# Panoramafreiheit wird abgeschafft!?



## Martin Schaefer (29. Juni 2015)

Lieber Leser, das Europaparlament ist dabei, die sogenannte Panoramafreiheit komplett abzuschaffen. Das bedeutet praktisch das Ende der freien Fotografie in Städten und an Orten, an denen urheberrechtlich geschützte Gebäude oder Kunstwerke im Bild sind.

Bitte unterstützt die Petition gegen diese untragbare Änderung und bitte gebt das auf ALLEN euch verfügbaren Kanälen weiter. Es ist wirklich wichtig!

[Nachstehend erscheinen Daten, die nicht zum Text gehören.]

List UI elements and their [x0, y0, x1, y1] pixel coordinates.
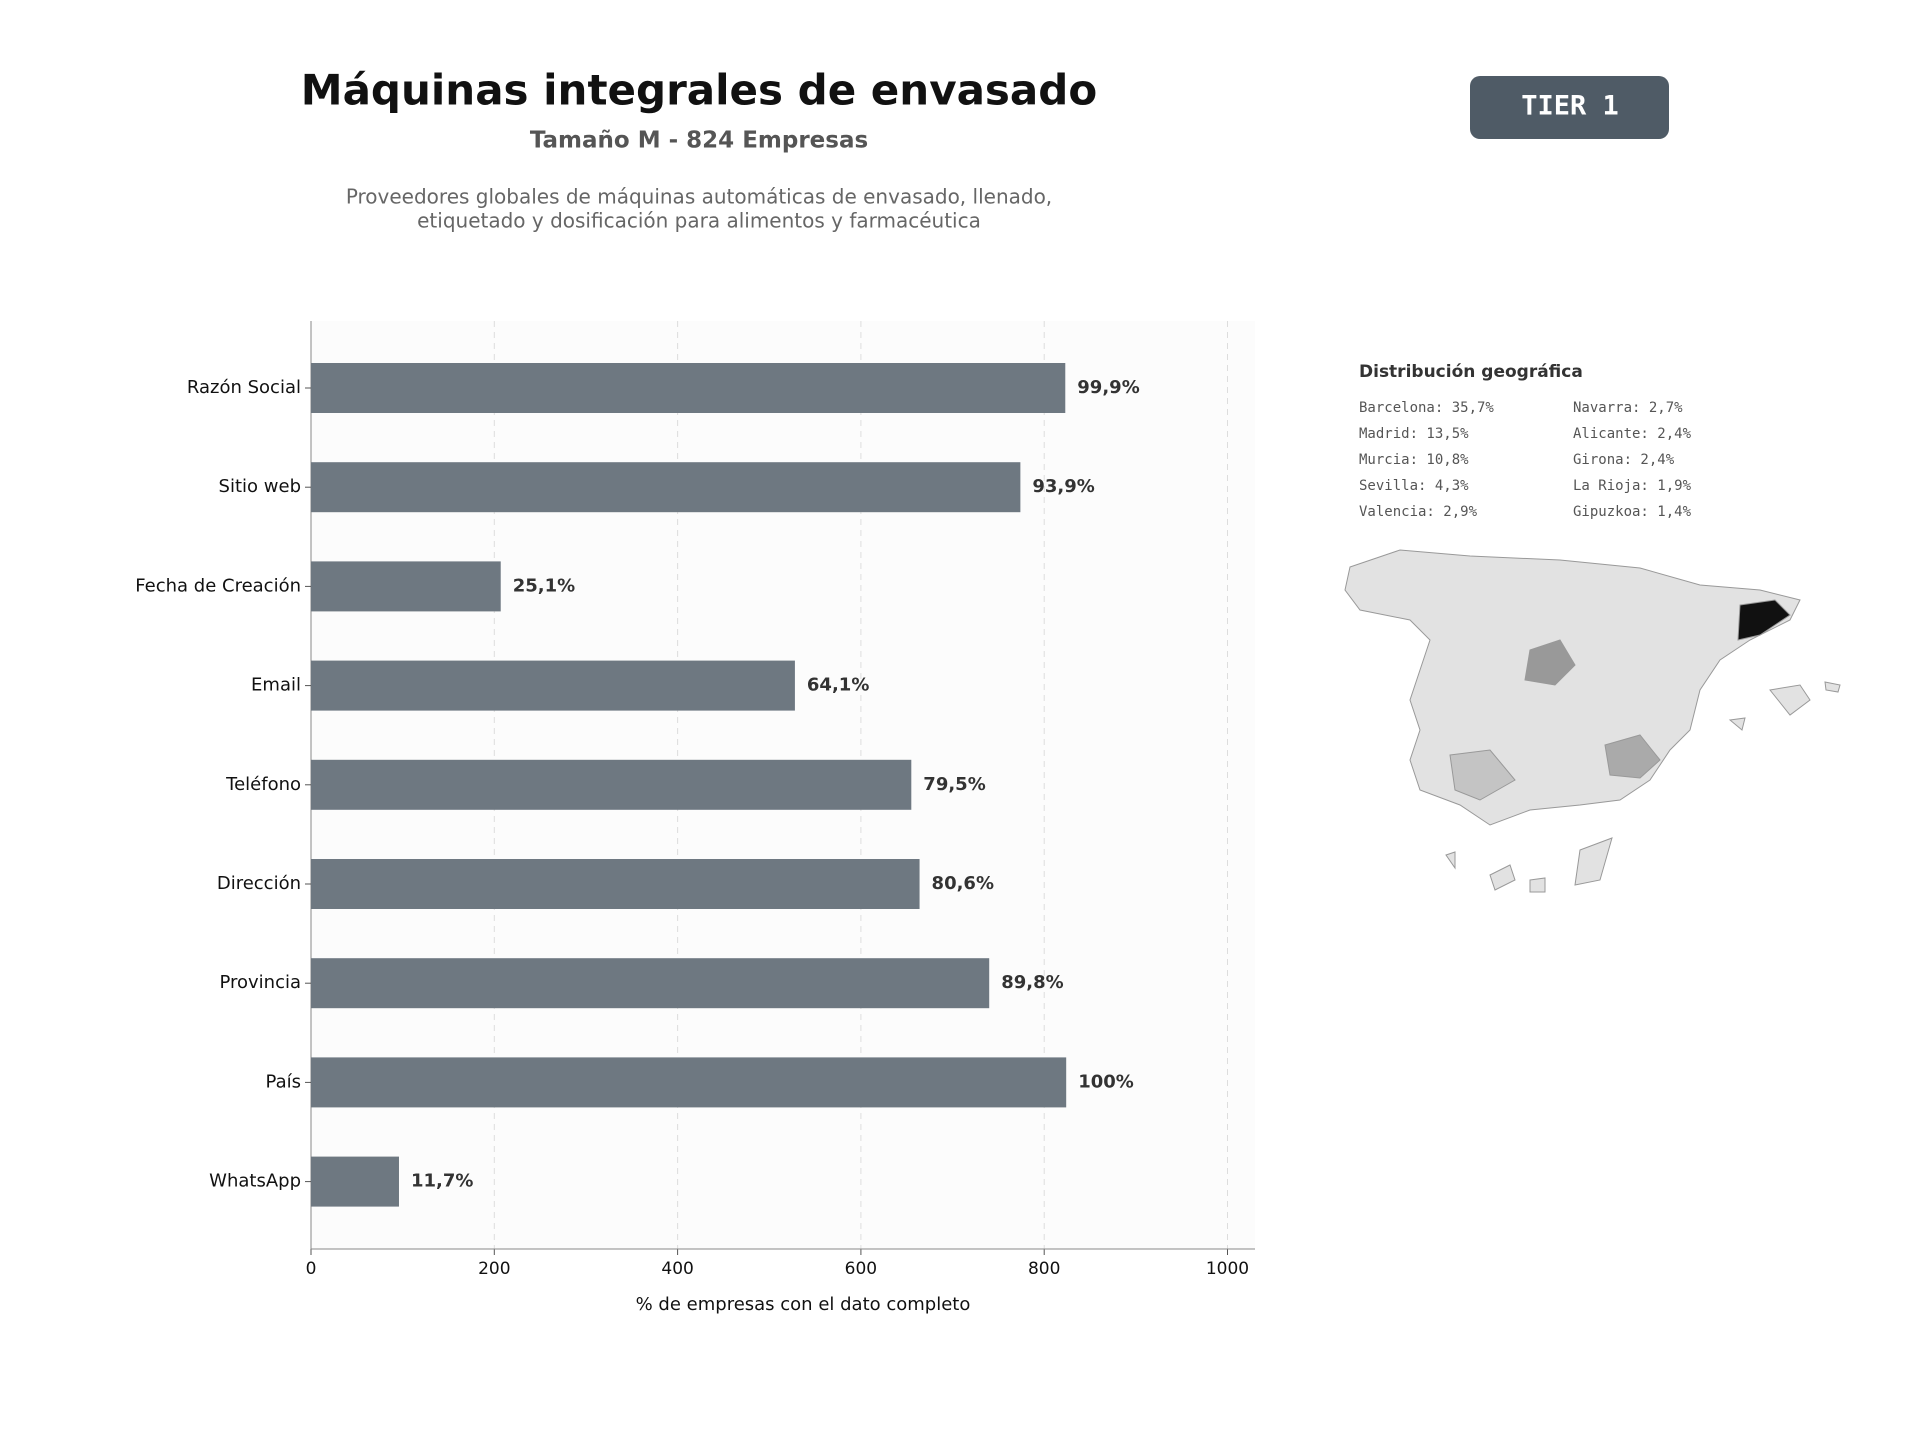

https://www.change.org/p/european-p...etitions_home_page&algorithm=curated_trending

Gruß
Martin


----------



## SpiceLab (13. August 2015)

"Update": Panoramafreiheit im EU-Parlament verteidigt - SPIEGEL ONLINE


----------



## Ödsi (31. August 2016)

Was kam denn da eigentlich raus? Ich weiß, dieser Thread ist schon älter, aber es interessiert mich.


----------



## sheel (31. August 2016)

https://de.wikipedia.org/wiki/Panoramafreiheit#Europ.C3.A4ische_Union hat gesagt.:
			
		

> In seinem im Juni 2015 vorgelegten Abschlussbericht über die Umsetzung der Harmonisierungsrichtlinie 2001/29/EG[190] schlug der Rechtsausschuss des Europäischen Parlaments dem Parlament vor, im Rahmen eines Entschließungsantrags gegenüber der Europäischen Kommission unter anderem die Position zu vertreten, dass Mitgliedsstaaten, die die Panoramafreiheit vorsehen, diese auf die nicht-gewerbliche Nutzung beschränken müssen; gewerbliche Nutzer sollten sich nicht mehr auf die Ausnahmevorschrift berufen können.[193] Das Parlament lehnte diesen Passus allerdings ab und beschloss den Entschließungsantrag schlussendlich unter vollständiger Weglassung einer Äußerung zur Panoramafreiheit;[194] ein Änderungsantrag, der auf die Anerkennung eines Rechts gerichtet war, „Fotografien, Videomaterial oder andere Abbildungen von Werken, die dauerhaft an öffentlichen Orten platziert sind, zu nutzen“[195], wurde ebenfalls abgelehnt.


Also alles beim Alten.


----------